The result is commonly an initial wave of tentative attacks against known targets using weapons that are most likely to be safe from retaliation. Simultaneous attacks from multiple submarines or bombers on silos and large, easy targets such as London, Tokyo, New York, and Los Angles yield limited results but evoke a counterattack which in turn gives insight into the enemy's layout and tactics. It is this organically created pattern, consistently producing different results in every match, that makes each game of DEFCON unique and intense.
Of course, there comes a point when caution is no longer in your best interest and it is time to unleash your silos. This global explosion of lights is the guilty pleasure that everyone has shown up for. The screen is filled with ICBMs, the lines plotting their trajectories, and there is little else to do but cross your fingers and hope for the best. Each impact results in a disc of white light while highly populated areas, represented by a brilliant glowing, flash and then fade to nothing. This nerve-wracking but visually beautiful onslaught continues until there are no more nukes left and the map, once bathed in color, is now littered only with the dim specs of obliterated cities.
There are settings to extend the game, but this string of events usually lasts no longer than thirty minutes and the experience is absolutely riveting. While the AI loses its shine quickly, online play is always fun and highly engaging. The short matches make for perfect midday play sessions while the diversity of each game makes DEFCON equally suitable for hour-long stints.

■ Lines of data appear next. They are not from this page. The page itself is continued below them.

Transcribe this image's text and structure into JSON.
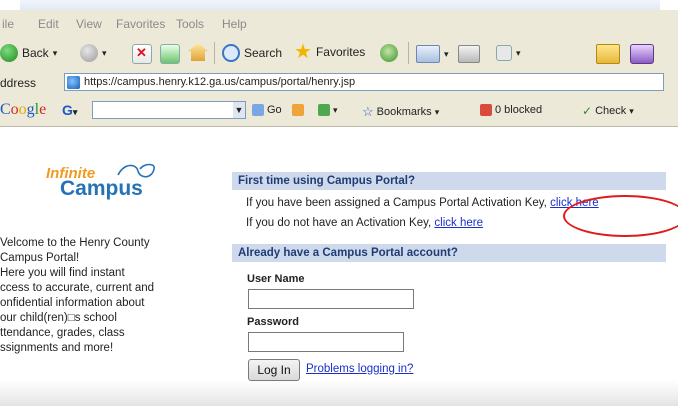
{
  "menu": [
    "ile",
    "Edit",
    "View",
    "Favorites",
    "Tools",
    "Help"
  ],
  "toolbar": {
    "back_label": "Back",
    "search_label": "Search",
    "favorites_label": "Favorites"
  },
  "address": {
    "label": "ddress",
    "url": "https://campus.henry.k12.ga.us/campus/portal/henry.jsp"
  },
  "google_bar": {
    "logo_letters": [
      "o",
      "o",
      "g",
      "l",
      "e"
    ],
    "logo_prefix": "C",
    "g_button": "G",
    "go_label": "Go",
    "bookmarks_label": "Bookmarks",
    "blocked_label": "0 blocked",
    "check_label": "Check"
  },
  "logo": {
    "infinite": "Infinite",
    "campus": "Campus"
  },
  "welcome": {
    "lines": [
      "Velcome to the Henry County",
      "Campus Portal!",
      "Here you will find instant",
      "ccess to accurate, current and",
      "onfidential information about",
      "our child(ren)□s school",
      "ttendance, grades, class",
      "ssignments and more!"
    ]
  },
  "first_time": {
    "heading": "First time using Campus Portal?",
    "line1_text": "If you have been assigned a Campus Portal Activation Key,",
    "line1_link": "click here",
    "line2_text": "If you do not have an Activation Key,",
    "line2_link": "click here"
  },
  "account": {
    "heading": "Already have a Campus Portal account?",
    "username_label": "User Name",
    "password_label": "Password",
    "login_button": "Log In",
    "problems_link": "Problems logging in?"
  },
  "colors": {
    "section_bar": "#cfd9ec",
    "link": "#1a30c8",
    "annotation": "#e11b1b",
    "logo_orange": "#f29a1f",
    "logo_blue": "#2672b6"
  }
}
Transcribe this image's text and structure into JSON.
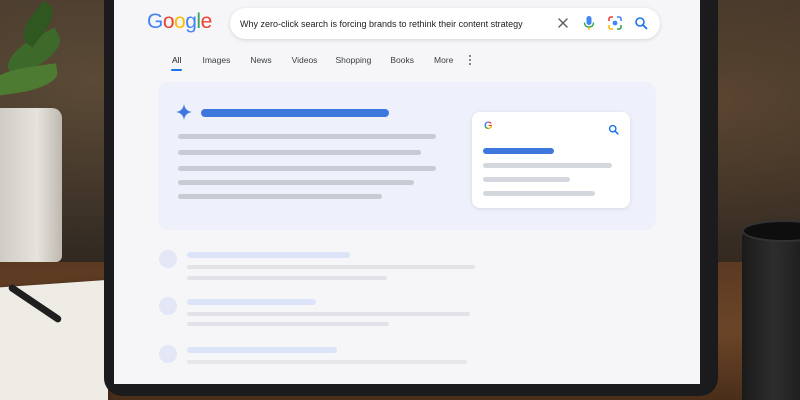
{
  "logo": {
    "letters": [
      "G",
      "o",
      "o",
      "g",
      "l",
      "e"
    ],
    "colors": [
      "#4285F4",
      "#EA4335",
      "#FBBC05",
      "#4285F4",
      "#34A853",
      "#EA4335"
    ]
  },
  "search": {
    "query": "Why zero-click search is forcing brands to rethink their content strategy",
    "clear_icon": "close-icon",
    "voice_icon": "microphone-icon",
    "lens_icon": "camera-lens-icon",
    "submit_icon": "search-icon"
  },
  "tabs": [
    {
      "label": "All",
      "active": true
    },
    {
      "label": "Images",
      "active": false
    },
    {
      "label": "News",
      "active": false
    },
    {
      "label": "Videos",
      "active": false
    },
    {
      "label": "Shopping",
      "active": false
    },
    {
      "label": "Books",
      "active": false
    },
    {
      "label": "More",
      "active": false
    }
  ],
  "more_options_icon": "vertical-dots-icon",
  "ai_overview": {
    "icon": "sparkle-icon",
    "accent": "#3f78dd"
  },
  "mini_card": {
    "logo_letter": "G",
    "search_icon": "search-icon"
  },
  "colors": {
    "page_bg": "#f6f6f8",
    "ai_card_bg": "#eef1fb",
    "placeholder_gray": "#c8cbd3",
    "accent_blue": "#1a73e8"
  }
}
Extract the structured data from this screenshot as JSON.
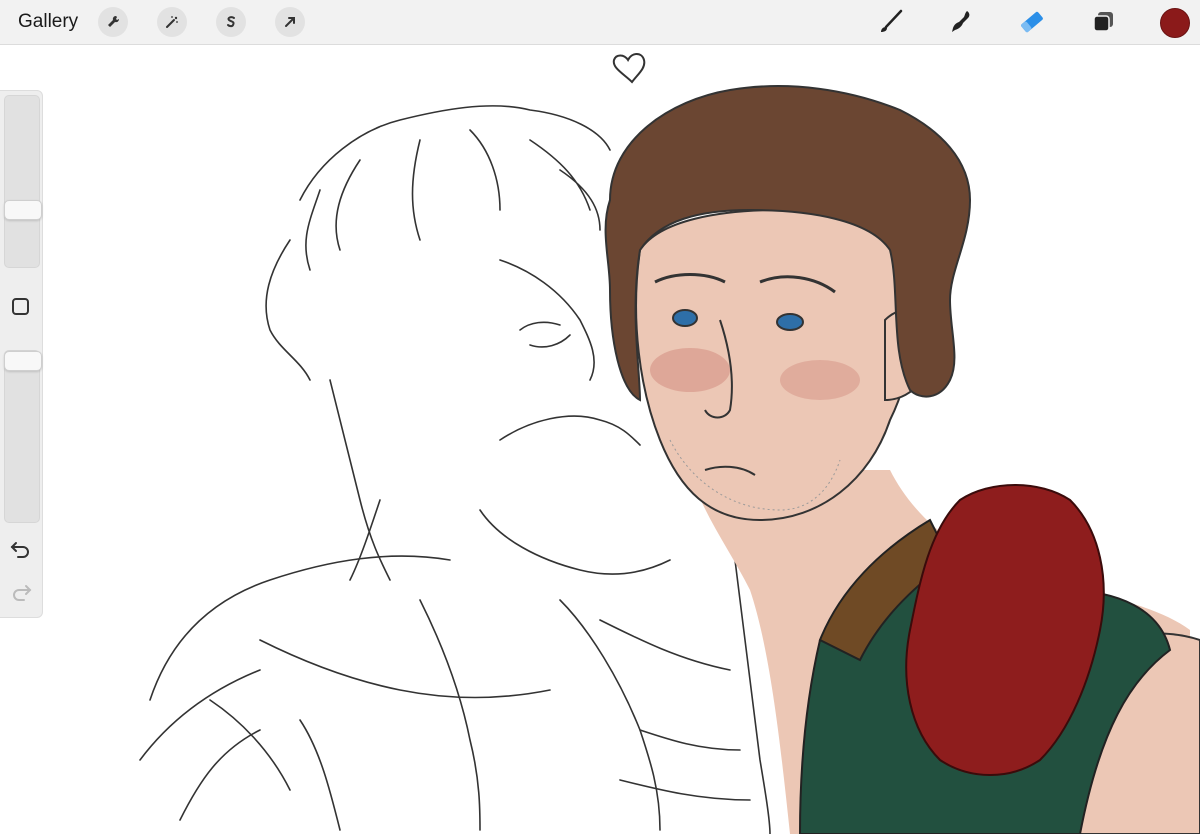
{
  "topbar": {
    "gallery_label": "Gallery",
    "left_tools": [
      "wrench-icon",
      "magic-wand-icon",
      "selection-icon",
      "transform-arrow-icon"
    ],
    "right_tools": [
      "brush-icon",
      "smudge-icon",
      "eraser-icon",
      "layers-icon"
    ],
    "active_tool": "eraser-icon",
    "current_color": "#8b1a1a",
    "active_tool_color": "#2b8fe8"
  },
  "sidebar": {
    "brush_size_slider_value": 0.58,
    "opacity_slider_value": 0.05
  },
  "canvas": {
    "description_colors": {
      "hair": "#6b4632",
      "skin": "#ecc7b5",
      "shirt": "#22503f",
      "glove": "#8e1d1d",
      "strap": "#6f4a25",
      "eyes": "#2e6fa8"
    }
  }
}
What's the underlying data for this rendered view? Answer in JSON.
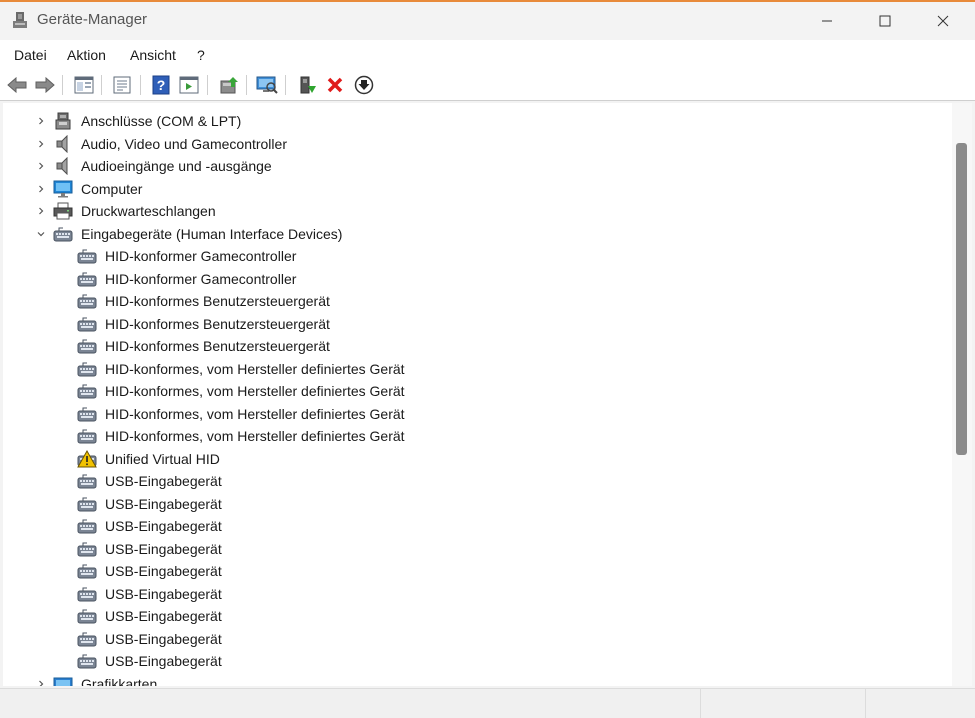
{
  "window": {
    "title": "Geräte-Manager"
  },
  "menu": [
    "Datei",
    "Aktion",
    "Ansicht",
    "?"
  ],
  "toolbar": {
    "buttons": [
      "back-arrow-icon",
      "forward-arrow-icon",
      "properties-panel-icon",
      "properties-icon",
      "help-icon",
      "run-icon",
      "update-driver-icon",
      "scan-hardware-icon",
      "enable-device-icon",
      "uninstall-icon",
      "download-icon"
    ]
  },
  "tree": {
    "top_items": [
      {
        "label": "Anschlüsse (COM & LPT)",
        "icon": "port-icon",
        "expanded": false
      },
      {
        "label": "Audio, Video und Gamecontroller",
        "icon": "speaker-icon",
        "expanded": false
      },
      {
        "label": "Audioeingänge und -ausgänge",
        "icon": "speaker-icon",
        "expanded": false
      },
      {
        "label": "Computer",
        "icon": "monitor-icon",
        "expanded": false
      },
      {
        "label": "Druckwarteschlangen",
        "icon": "printer-icon",
        "expanded": false
      },
      {
        "label": "Eingabegeräte (Human Interface Devices)",
        "icon": "hid-icon",
        "expanded": true
      }
    ],
    "children": [
      {
        "label": "HID-konformer Gamecontroller",
        "icon": "hid-icon"
      },
      {
        "label": "HID-konformer Gamecontroller",
        "icon": "hid-icon"
      },
      {
        "label": "HID-konformes Benutzersteuergerät",
        "icon": "hid-icon"
      },
      {
        "label": "HID-konformes Benutzersteuergerät",
        "icon": "hid-icon"
      },
      {
        "label": "HID-konformes Benutzersteuergerät",
        "icon": "hid-icon"
      },
      {
        "label": "HID-konformes, vom Hersteller definiertes Gerät",
        "icon": "hid-icon"
      },
      {
        "label": "HID-konformes, vom Hersteller definiertes Gerät",
        "icon": "hid-icon"
      },
      {
        "label": "HID-konformes, vom Hersteller definiertes Gerät",
        "icon": "hid-icon"
      },
      {
        "label": "HID-konformes, vom Hersteller definiertes Gerät",
        "icon": "hid-icon"
      },
      {
        "label": "Unified Virtual HID",
        "icon": "warning-icon"
      },
      {
        "label": "USB-Eingabegerät",
        "icon": "hid-icon"
      },
      {
        "label": "USB-Eingabegerät",
        "icon": "hid-icon"
      },
      {
        "label": "USB-Eingabegerät",
        "icon": "hid-icon"
      },
      {
        "label": "USB-Eingabegerät",
        "icon": "hid-icon"
      },
      {
        "label": "USB-Eingabegerät",
        "icon": "hid-icon"
      },
      {
        "label": "USB-Eingabegerät",
        "icon": "hid-icon"
      },
      {
        "label": "USB-Eingabegerät",
        "icon": "hid-icon"
      },
      {
        "label": "USB-Eingabegerät",
        "icon": "hid-icon"
      },
      {
        "label": "USB-Eingabegerät",
        "icon": "hid-icon"
      }
    ],
    "after_items": [
      {
        "label": "Grafikkarten",
        "icon": "display-adapter-icon",
        "expanded": false
      }
    ]
  },
  "colors": {
    "accent": "#e88a3a",
    "warning": "#f2c200",
    "link_blue": "#1e6fd9"
  }
}
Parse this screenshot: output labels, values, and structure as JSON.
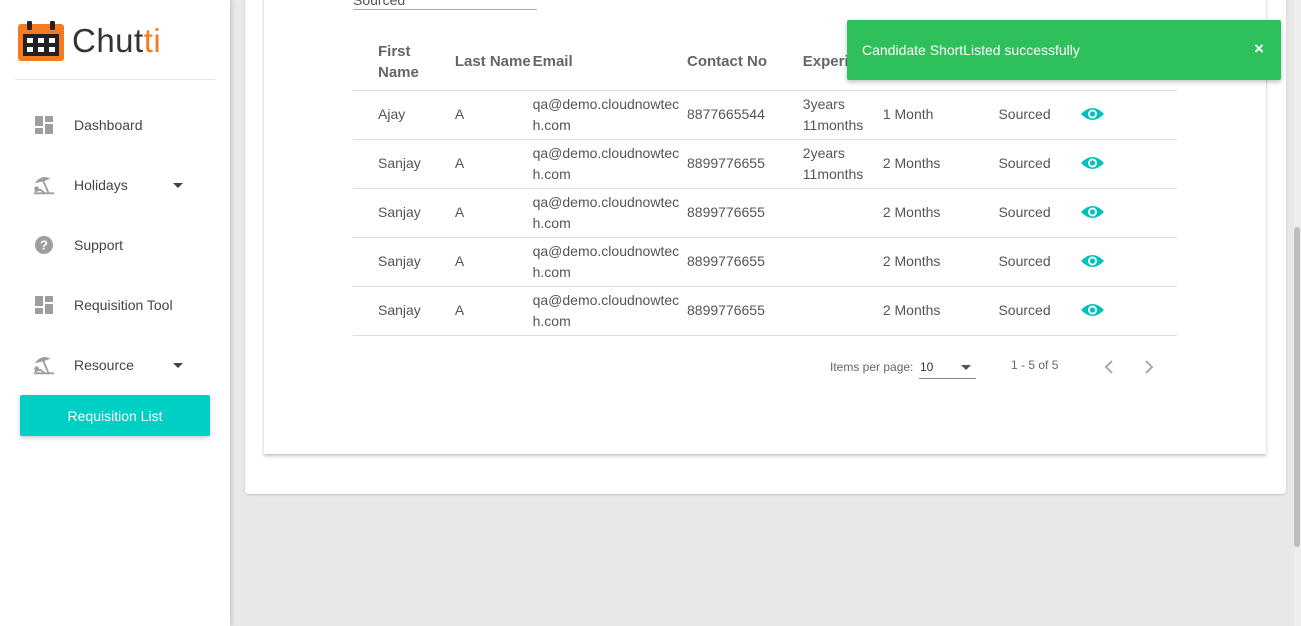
{
  "brand": {
    "name_main": "Chut",
    "name_accent": "ti",
    "accent_color": "#f47b20"
  },
  "sidebar": {
    "items": [
      {
        "label": "Dashboard",
        "icon": "dashboard-icon"
      },
      {
        "label": "Holidays",
        "icon": "beach-icon",
        "has_caret": true
      },
      {
        "label": "Support",
        "icon": "help-icon"
      },
      {
        "label": "Requisition Tool",
        "icon": "dashboard-icon"
      },
      {
        "label": "Resource",
        "icon": "beach-icon",
        "has_caret": true
      }
    ],
    "active_subitem": "Requisition List",
    "active_color": "#00cfc4"
  },
  "filter_field": {
    "value": "Sourced"
  },
  "table": {
    "headers": [
      "First Name",
      "Last Name",
      "Email",
      "Contact No",
      "Experience",
      "",
      "",
      ""
    ],
    "rows": [
      {
        "first": "Ajay",
        "last": "A",
        "email": "qa@demo.cloudnowtech.com",
        "contact": "8877665544",
        "experience": "3years 11months",
        "notice": "1 Month",
        "status": "Sourced"
      },
      {
        "first": "Sanjay",
        "last": "A",
        "email": "qa@demo.cloudnowtech.com",
        "contact": "8899776655",
        "experience": "2years 11months",
        "notice": "2 Months",
        "status": "Sourced"
      },
      {
        "first": "Sanjay",
        "last": "A",
        "email": "qa@demo.cloudnowtech.com",
        "contact": "8899776655",
        "experience": "",
        "notice": "2 Months",
        "status": "Sourced"
      },
      {
        "first": "Sanjay",
        "last": "A",
        "email": "qa@demo.cloudnowtech.com",
        "contact": "8899776655",
        "experience": "",
        "notice": "2 Months",
        "status": "Sourced"
      },
      {
        "first": "Sanjay",
        "last": "A",
        "email": "qa@demo.cloudnowtech.com",
        "contact": "8899776655",
        "experience": "",
        "notice": "2 Months",
        "status": "Sourced"
      }
    ],
    "action_icon": "eye-icon",
    "action_color": "#00c2b8"
  },
  "paginator": {
    "items_per_page_label": "Items per page:",
    "page_size": "10",
    "range_label": "1 - 5 of 5"
  },
  "toast": {
    "message": "Candidate ShortListed successfully",
    "close_label": "×",
    "color": "#2ec05a"
  }
}
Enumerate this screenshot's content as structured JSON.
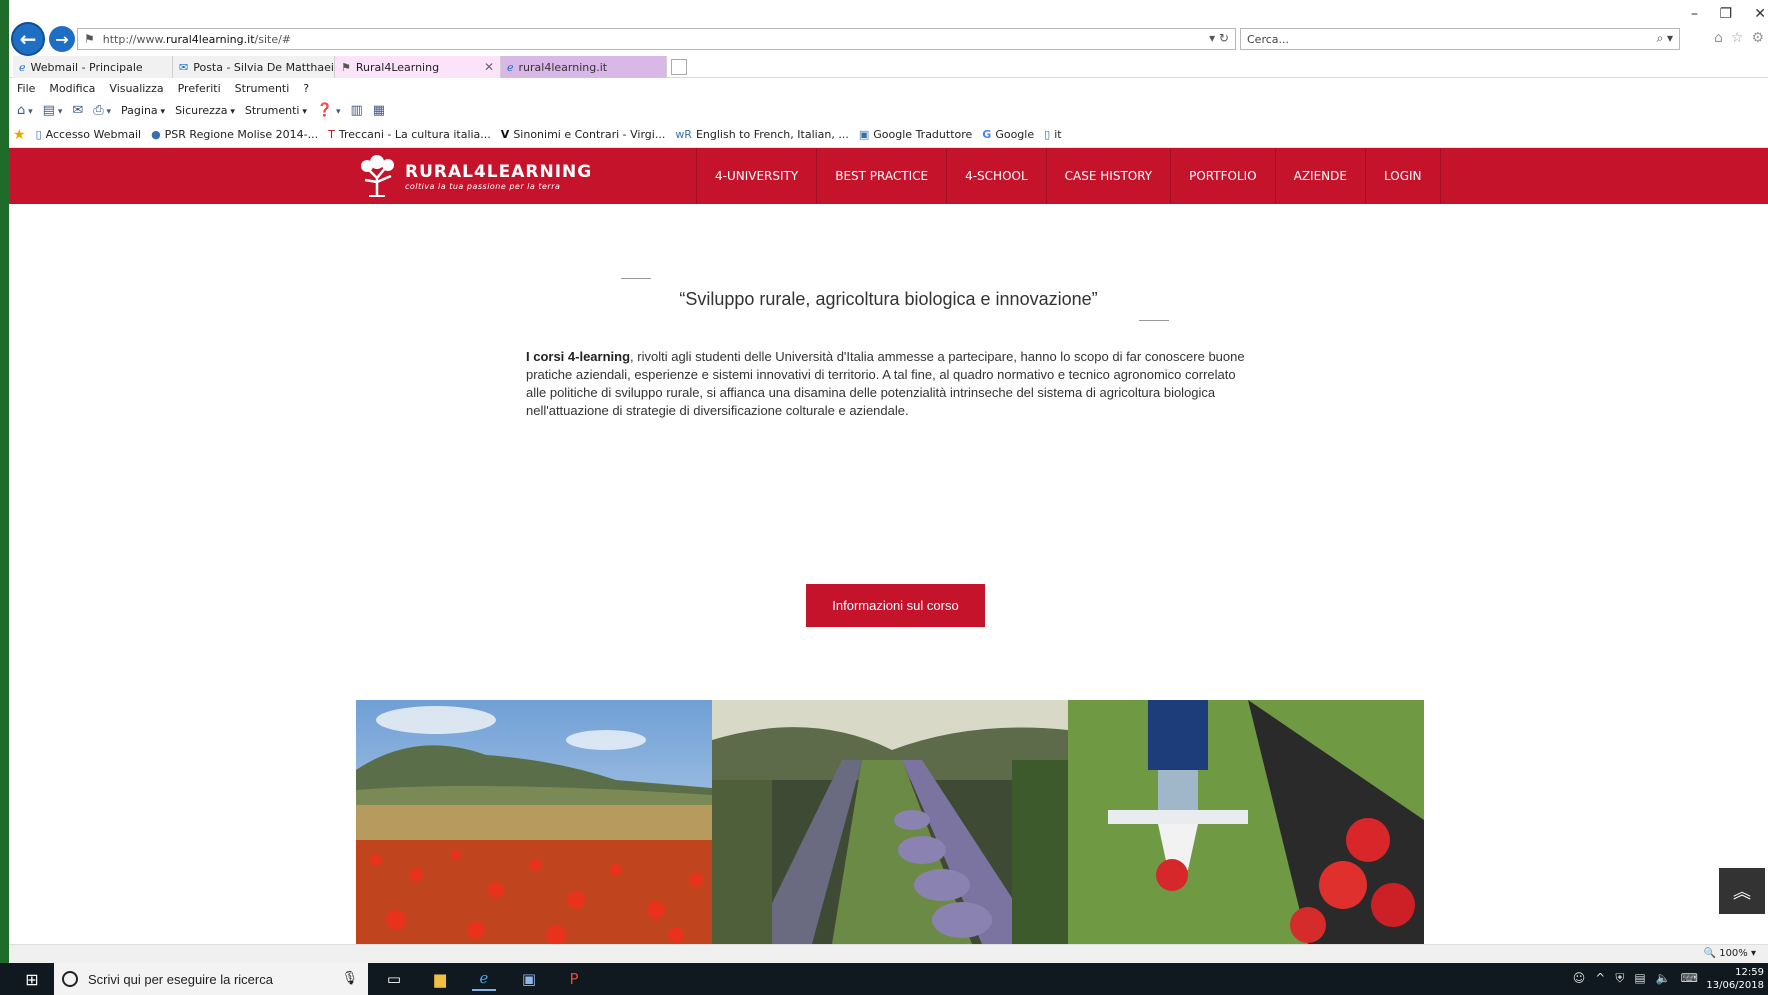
{
  "browser": {
    "address": {
      "prefix": "http://www.",
      "domain": "rural4learning.it",
      "path": "/site/#"
    },
    "search_placeholder": "Cerca...",
    "tabs": [
      {
        "label": "Webmail - Principale",
        "icon": "ie-icon"
      },
      {
        "label": "Posta - Silvia De Matthaeis - O...",
        "icon": "outlook-icon"
      },
      {
        "label": "Rural4Learning",
        "icon": "site-icon",
        "close": "✕"
      },
      {
        "label": "rural4learning.it",
        "icon": "ie-icon"
      }
    ],
    "menu": [
      "File",
      "Modifica",
      "Visualizza",
      "Preferiti",
      "Strumenti",
      "?"
    ],
    "commands": {
      "pagina": "Pagina",
      "sicurezza": "Sicurezza",
      "strumenti": "Strumenti"
    },
    "favorites": [
      {
        "label": "Accesso Webmail",
        "icon": "page-icon"
      },
      {
        "label": "PSR Regione Molise 2014-...",
        "icon": "globe-icon"
      },
      {
        "label": "Treccani - La cultura italia...",
        "icon": "treccani-icon"
      },
      {
        "label": "Sinonimi e Contrari - Virgi...",
        "icon": "virgilio-icon"
      },
      {
        "label": "English to French, Italian, ...",
        "icon": "wordreference-icon"
      },
      {
        "label": "Google Traduttore",
        "icon": "translate-icon"
      },
      {
        "label": "Google",
        "icon": "google-icon"
      },
      {
        "label": "it",
        "icon": "page-icon"
      }
    ],
    "zoom": "100%"
  },
  "site": {
    "brand": "RURAL4LEARNING",
    "tagline": "coltiva la tua passione per la terra",
    "nav": [
      "4-UNIVERSITY",
      "BEST PRACTICE",
      "4-SCHOOL",
      "CASE HISTORY",
      "PORTFOLIO",
      "AZIENDE",
      "LOGIN"
    ],
    "hero_title": "“Sviluppo rurale, agricoltura biologica e innovazione”",
    "intro_bold": "I corsi 4-learning",
    "intro_text": ", rivolti agli studenti delle Università d'Italia ammesse a partecipare, hanno lo scopo di far conoscere buone pratiche aziendali, esperienze e sistemi innovativi di territorio. A tal fine, al quadro normativo e tecnico agronomico correlato alle politiche di sviluppo rurale, si affianca una disamina delle potenzialità intrinseche del sistema di agricoltura biologica nell'attuazione di strategie di diversificazione colturale e aziendale.",
    "cta_label": "Informazioni sul corso",
    "colors": {
      "brand_red": "#c6132c"
    }
  },
  "taskbar": {
    "search_placeholder": "Scrivi qui per eseguire la ricerca",
    "time": "12:59",
    "date": "13/06/2018"
  }
}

As expected, DEFCON is not without its issues. Playing against five players on a highly populated map will commonly result in choppy gameplay. Second is DEFCON's ?all or nothing? sound: excellent mood music is directly tied to sound effects which can be aggravatingly loud. Some independent volume control here would have worked wonders.
Most troublesome are the considerable stability issues, especially when playing on a full map. Crashes are far too frequent, and inexplicable stuttering will appear in the oddest of places such as the main menu.
Beyond its sound issues, DEFCON's presentation is more than adequate for an online purchase. Graphically, the game is attractive and its system requirements will leave few out in the cold. While you will not be overwhelmed by a list of bleeding edge technologies, the NORAD display has some impressive lighting effects and the overall look of the game is aesthetically pleasing. Better still, DEFCON's atmospheric music creates an eerie and foreboding ambiance which perfectly compliments the gameplay. In place of a traditional manual, DEFCON includes multiple tutorial missions and an online spectator mode which should quickly acclimate players to the game's basic principles.